Back in early March, Jim wrote a very good letter to the Pittsburgh Post Gazette on the history of US-France relations. Unfortunately, at about the same time, the PG wound up printing a very similar letter with even more historical tidbits. However, since Jim’s was still a good letter, here it is:
Our Congress has done a number of silly things over the years, but some of their actions in the last week have been so childish that they make many of us feel ashamed of them. Changing the name of French Fries and French Toast in the cafeteria to Freedom Fries/Toast was a childish waste of time (especially given all the important things they should be addressing).
And the latest move by one representative to pay to bring home the remains of WWII soldiers is both silly and insulting.
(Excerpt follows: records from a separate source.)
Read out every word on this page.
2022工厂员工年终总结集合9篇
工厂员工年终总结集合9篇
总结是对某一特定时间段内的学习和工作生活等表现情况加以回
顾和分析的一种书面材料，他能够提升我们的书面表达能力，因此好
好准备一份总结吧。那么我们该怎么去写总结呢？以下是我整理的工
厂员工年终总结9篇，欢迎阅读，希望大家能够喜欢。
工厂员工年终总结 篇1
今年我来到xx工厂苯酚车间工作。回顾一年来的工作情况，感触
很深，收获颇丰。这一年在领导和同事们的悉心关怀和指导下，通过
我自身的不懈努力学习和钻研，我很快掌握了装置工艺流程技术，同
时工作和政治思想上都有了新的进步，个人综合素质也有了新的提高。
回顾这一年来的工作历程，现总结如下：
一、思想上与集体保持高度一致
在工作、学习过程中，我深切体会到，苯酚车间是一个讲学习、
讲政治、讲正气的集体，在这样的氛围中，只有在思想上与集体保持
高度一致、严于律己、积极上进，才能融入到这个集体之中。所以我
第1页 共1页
The claim that, by not agreeing with us on this issue, the French somehow don’t appreciate the sacrifices of our soldiers in WWII makes no sense. It also seems to imply that those of us in this country who don’t agree with President’s Iraq policy somehow don’t appreciate the actions of our soldiers in WWII. This is absolute nonsense. This is a different war, with different circumstances, and supporting one doesn’t mean that you have to somehow support the other. Nor do other countries — including allies — have to agree with us on every issue. Despite Mr. Bush’s statements, those who aren’t for us in every issue aren’t somehow enemies (and can in fact still be friends)
Also, all those folks who are jumping on France over this issue need be reminded that, while France owes us a debt of gratitude for what we did for them in WWI and WWII, we owe them a debt of gratitude for our very independence. Without France’s backing, we’d have never broken free from Britain in the Revolutionary War. (Yet of course 10 years later, when a new French government was involved in a very different war, we (wisely and rightly) did not back them and did not go to war at their side.)